An hour later we had moved about a mile, and we knew something strange was going on. When people all around you are getting out of their cars to walk and stretch, something’s not right.
And yet... everything seemed normal. All the Chicago radio stations were broadcasting baseball games and sports talk. The roadside traffic alert signs weren’t flashing yellow, and the AM traffic information radio broadcast was nothing but static. If there was a serious problem on I-80/94, no one was talking about it.
And so we stuck it out.
Finally, nearly three hours into the ordeal, my daughter found an AM station in Indiana that was broadcasting the truth. The Indiana DJ said, “Folks, none of the Chicago stations are talking about this, but if you’re on I-80 trying to cross into Indiana, GET OFF THE ROAD NOW! You’re not going to make it!”
It turned out there was a section of the Interstate in northern Indiana that was flooded out, and I-80 was actually closed! And in three hours, we hadn’t seen a single law enforcement officer, not a single detour sign, not a single warning or indication that we should be getting off I-80 and finding another route! It was astonishing that nothing was being done, and we felt very lucky to have found that little AM station.
We got out of traffic, doubled back to Chicago, drove south to Champaign-Urbana, then headed east through Indianapolis and Columbus, and arrived in Poughkeepsie a mere seven hours late!
After delivering my daughter to her new dorm room, touring the campus and saying our goodbyes, my younger daughter and I headed for home the next afternoon.
Somewhere in Ohio, heading west on I-80, we were caught in a tight pocket of traffic.
Both lanes were being hemmed in by tractor-trailers, and about a dozen cars were waiting for one or the other of the rigs to pull ahead and pass, so that everyone could move ahead.
Suddenly, the Audi directly in front of me swerved into the shoulder, and I saw a three-foot long section of tire tread barreling down the lane towards me. Swerving out of its path was not an option, as the Audi knocked it right into the center of the lane. I had only an instant to make my decision: hit the road gator with my right tire, hit it with my left tire, or go right down the middle. The last choice seemed the safest, so I took a bead on the rolling black snake and hit it head-on.
BAM-BANG-BAM!
My daughter looked up from her book. “What was that?”

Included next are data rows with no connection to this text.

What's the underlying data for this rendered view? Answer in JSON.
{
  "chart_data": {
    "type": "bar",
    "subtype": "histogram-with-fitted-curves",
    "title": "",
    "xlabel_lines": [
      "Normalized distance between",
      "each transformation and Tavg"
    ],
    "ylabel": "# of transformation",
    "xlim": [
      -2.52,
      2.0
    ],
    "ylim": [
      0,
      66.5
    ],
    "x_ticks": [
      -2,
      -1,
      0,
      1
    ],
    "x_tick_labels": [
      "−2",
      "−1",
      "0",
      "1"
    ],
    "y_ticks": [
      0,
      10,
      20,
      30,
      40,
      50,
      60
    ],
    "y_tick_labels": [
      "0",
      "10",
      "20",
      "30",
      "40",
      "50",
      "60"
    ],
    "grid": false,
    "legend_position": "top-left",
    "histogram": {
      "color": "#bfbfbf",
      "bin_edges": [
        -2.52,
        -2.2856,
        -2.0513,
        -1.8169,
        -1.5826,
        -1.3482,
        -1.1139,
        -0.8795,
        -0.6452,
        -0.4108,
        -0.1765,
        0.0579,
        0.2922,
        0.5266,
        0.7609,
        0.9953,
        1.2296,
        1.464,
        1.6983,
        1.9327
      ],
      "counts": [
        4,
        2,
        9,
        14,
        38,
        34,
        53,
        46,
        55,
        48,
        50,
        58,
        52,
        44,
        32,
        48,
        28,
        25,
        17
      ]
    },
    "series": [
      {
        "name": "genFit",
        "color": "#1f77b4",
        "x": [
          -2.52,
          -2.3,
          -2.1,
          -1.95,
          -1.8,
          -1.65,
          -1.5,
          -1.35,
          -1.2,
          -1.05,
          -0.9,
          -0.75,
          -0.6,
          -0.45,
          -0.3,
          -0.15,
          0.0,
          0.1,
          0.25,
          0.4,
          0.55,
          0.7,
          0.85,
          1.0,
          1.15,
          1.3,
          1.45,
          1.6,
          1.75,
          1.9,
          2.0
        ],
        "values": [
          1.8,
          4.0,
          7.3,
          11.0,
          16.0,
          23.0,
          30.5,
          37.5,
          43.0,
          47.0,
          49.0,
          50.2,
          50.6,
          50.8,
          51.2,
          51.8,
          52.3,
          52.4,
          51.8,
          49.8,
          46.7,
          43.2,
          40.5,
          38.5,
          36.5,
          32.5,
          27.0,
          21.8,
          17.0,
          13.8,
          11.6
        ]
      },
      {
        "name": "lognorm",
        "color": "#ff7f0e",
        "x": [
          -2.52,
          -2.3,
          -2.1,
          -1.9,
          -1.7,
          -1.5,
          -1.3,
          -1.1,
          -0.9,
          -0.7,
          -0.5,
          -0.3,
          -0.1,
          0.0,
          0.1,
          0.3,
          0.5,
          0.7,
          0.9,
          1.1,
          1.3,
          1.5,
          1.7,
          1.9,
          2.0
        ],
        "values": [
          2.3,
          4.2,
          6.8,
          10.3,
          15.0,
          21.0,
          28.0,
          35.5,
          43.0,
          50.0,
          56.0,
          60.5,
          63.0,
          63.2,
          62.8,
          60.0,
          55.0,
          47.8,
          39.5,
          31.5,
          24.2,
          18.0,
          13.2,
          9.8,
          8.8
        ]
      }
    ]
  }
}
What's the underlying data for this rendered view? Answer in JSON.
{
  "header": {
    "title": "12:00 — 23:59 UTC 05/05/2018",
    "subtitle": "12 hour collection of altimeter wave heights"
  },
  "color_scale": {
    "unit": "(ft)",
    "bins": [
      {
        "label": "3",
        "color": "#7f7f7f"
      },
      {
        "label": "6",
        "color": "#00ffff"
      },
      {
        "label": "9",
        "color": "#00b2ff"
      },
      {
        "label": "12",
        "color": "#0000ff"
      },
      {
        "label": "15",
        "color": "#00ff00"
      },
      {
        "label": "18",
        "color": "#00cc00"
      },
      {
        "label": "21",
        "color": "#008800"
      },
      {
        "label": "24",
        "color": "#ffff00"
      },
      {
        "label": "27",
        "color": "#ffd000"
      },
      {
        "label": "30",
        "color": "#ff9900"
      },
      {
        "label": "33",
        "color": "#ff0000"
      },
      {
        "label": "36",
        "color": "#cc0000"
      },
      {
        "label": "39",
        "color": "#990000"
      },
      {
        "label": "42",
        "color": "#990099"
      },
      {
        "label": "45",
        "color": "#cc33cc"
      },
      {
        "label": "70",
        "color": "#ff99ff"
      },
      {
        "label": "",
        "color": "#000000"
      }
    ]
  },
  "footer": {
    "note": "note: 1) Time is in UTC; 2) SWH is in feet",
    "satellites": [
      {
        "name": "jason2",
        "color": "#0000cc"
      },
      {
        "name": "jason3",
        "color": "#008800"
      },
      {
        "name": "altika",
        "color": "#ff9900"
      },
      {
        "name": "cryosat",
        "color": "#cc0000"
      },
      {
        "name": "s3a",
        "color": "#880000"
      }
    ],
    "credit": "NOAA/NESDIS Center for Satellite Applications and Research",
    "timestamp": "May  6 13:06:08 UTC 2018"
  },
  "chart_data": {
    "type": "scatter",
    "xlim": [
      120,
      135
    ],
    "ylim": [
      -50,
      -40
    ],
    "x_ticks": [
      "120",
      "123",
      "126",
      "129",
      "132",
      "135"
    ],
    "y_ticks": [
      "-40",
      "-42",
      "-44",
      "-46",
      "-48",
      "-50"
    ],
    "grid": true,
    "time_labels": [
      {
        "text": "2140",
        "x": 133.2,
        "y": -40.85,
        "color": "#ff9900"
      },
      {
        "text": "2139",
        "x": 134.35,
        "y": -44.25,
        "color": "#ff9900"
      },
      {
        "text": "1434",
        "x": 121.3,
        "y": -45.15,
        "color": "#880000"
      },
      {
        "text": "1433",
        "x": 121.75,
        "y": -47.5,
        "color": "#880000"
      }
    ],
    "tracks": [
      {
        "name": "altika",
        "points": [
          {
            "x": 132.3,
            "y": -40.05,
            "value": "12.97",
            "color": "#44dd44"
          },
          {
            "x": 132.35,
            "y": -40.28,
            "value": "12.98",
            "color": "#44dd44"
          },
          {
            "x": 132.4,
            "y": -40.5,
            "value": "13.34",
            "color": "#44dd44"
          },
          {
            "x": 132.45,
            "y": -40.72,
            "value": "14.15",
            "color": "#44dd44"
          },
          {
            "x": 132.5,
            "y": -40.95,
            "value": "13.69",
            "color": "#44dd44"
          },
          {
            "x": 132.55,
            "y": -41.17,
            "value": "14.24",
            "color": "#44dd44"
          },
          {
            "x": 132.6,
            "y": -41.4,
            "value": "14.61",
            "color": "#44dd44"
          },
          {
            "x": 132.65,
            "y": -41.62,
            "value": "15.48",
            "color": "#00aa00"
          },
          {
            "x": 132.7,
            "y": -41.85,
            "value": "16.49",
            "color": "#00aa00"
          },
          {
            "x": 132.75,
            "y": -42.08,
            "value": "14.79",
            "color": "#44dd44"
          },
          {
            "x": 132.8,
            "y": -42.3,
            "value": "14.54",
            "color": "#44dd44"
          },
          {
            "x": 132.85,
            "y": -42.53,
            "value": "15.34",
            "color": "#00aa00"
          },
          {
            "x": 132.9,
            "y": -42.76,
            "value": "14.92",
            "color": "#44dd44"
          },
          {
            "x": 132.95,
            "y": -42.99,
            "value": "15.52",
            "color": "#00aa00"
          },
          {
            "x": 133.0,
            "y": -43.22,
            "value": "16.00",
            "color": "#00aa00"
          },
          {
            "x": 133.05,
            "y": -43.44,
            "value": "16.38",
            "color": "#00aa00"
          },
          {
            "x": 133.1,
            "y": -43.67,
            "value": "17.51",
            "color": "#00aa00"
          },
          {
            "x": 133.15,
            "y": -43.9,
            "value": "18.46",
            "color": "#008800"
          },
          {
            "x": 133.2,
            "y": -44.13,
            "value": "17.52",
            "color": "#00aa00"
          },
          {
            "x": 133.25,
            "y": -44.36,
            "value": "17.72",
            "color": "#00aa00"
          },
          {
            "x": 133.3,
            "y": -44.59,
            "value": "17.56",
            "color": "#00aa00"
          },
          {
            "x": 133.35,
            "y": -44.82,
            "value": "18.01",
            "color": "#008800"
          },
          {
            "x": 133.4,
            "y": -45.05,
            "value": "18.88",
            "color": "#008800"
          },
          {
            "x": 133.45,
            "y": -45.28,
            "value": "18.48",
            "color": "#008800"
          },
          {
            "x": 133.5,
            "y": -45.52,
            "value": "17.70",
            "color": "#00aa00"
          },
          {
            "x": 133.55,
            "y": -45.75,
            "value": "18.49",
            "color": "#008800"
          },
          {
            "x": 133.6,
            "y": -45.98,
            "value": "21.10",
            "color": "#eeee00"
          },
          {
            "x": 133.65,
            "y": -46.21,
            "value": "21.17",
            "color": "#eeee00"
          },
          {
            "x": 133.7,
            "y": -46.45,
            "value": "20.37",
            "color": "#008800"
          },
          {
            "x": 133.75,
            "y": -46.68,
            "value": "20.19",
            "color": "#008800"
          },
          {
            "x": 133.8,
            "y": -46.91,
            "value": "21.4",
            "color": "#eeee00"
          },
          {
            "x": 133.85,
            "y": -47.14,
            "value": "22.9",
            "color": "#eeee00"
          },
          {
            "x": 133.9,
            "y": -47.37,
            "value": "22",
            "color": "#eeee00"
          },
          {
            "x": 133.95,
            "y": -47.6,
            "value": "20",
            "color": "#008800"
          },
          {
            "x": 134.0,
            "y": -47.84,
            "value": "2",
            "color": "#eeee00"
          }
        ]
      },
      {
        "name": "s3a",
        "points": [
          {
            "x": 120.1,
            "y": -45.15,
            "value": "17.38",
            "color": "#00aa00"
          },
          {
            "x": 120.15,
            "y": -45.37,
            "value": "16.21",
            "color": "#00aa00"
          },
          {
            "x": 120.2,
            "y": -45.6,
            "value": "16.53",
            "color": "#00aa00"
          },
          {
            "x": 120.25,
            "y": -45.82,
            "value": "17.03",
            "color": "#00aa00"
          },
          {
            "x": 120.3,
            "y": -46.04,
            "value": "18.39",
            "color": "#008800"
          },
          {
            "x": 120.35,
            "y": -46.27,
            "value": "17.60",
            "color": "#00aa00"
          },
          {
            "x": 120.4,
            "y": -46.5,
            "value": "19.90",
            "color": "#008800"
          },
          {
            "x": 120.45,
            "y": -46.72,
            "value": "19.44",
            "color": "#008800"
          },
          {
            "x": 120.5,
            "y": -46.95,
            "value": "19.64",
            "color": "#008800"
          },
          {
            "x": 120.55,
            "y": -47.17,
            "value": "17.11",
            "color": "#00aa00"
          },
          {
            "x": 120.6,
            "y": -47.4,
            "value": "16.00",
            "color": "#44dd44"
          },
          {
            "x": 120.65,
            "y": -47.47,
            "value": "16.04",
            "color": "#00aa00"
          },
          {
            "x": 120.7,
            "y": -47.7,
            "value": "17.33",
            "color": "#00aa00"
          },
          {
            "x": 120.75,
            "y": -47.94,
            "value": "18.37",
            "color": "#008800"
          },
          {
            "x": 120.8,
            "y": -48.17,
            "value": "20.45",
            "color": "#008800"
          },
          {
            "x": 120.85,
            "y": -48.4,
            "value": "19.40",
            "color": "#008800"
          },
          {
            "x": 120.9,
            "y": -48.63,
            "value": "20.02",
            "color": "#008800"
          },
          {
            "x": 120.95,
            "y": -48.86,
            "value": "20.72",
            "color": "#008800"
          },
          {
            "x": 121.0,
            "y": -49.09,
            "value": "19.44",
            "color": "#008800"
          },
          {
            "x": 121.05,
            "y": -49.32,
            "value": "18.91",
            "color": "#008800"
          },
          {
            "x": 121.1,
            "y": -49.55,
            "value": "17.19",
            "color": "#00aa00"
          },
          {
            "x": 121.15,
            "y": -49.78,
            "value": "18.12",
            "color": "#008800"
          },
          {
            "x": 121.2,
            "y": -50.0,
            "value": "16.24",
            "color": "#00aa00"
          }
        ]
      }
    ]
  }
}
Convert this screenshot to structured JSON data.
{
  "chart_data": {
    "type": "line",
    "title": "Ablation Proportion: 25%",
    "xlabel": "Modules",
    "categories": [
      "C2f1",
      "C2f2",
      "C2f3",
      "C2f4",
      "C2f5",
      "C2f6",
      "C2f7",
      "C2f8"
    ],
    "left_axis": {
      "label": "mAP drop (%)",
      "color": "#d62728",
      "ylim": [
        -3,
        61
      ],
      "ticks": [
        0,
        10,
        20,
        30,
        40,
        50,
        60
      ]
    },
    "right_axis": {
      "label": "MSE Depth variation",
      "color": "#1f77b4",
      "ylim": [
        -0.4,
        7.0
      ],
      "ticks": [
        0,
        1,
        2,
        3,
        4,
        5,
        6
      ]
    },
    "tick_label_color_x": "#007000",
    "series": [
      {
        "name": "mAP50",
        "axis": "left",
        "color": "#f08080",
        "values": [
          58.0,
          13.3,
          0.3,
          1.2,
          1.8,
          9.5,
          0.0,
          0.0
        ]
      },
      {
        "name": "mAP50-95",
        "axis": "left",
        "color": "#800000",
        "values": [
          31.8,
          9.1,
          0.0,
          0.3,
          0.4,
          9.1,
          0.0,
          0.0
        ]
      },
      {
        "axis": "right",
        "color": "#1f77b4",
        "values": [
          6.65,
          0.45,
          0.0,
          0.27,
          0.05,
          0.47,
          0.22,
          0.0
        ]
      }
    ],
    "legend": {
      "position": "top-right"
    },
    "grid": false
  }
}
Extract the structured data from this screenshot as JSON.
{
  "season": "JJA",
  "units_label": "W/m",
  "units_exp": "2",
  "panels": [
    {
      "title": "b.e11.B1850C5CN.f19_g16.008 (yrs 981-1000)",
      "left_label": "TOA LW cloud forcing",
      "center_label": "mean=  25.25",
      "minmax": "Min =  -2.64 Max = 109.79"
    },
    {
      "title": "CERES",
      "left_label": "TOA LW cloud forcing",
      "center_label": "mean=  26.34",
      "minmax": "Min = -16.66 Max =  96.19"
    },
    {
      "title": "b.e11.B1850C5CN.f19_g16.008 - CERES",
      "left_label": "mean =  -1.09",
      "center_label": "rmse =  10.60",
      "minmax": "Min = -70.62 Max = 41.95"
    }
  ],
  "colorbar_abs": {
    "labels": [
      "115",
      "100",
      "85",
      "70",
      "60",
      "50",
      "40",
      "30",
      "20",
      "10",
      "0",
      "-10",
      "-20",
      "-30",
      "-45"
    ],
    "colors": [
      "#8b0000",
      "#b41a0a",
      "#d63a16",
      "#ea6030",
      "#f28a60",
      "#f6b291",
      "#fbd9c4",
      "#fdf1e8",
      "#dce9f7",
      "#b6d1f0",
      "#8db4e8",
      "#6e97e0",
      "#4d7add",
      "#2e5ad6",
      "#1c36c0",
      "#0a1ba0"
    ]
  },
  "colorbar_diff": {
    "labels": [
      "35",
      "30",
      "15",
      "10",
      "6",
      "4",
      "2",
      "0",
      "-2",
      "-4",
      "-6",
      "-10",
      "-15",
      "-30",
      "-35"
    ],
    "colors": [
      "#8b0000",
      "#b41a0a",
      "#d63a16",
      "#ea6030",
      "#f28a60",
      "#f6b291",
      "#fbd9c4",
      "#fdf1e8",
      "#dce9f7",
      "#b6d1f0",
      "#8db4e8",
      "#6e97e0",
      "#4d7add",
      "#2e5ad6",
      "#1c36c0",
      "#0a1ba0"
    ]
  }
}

“It’s ok, honey,” I said, trying to remain calm. “We were just hit by a road gator.”
“A what?”
As I explained what had just happened, I cautiously tested the steering and brakes to see if there had been any obvious damage to the vital systems. It didn’t seem there had been, but Lord knows what happened to all those cars behind us.
When we stopped for lunch, I finally saw what had happened. The lower lip of my front bumper had a clean vertical crease right down the middle, and there was a nasty black tire tread imprint on the bumper itself.
I know I was lucky. The tire tread was careening along the ground, not flying through the air. I was able to pop out the dent in the front bumper by hand, and the imprint scrubbed right off.
The lasting effect, however, was a new respect for fleets and drivers that maintain proper tire inflation, and for the educational work done by the Tire Retread Information Bureau. Underinflated tires can kill, and they can also scare the hell out of you.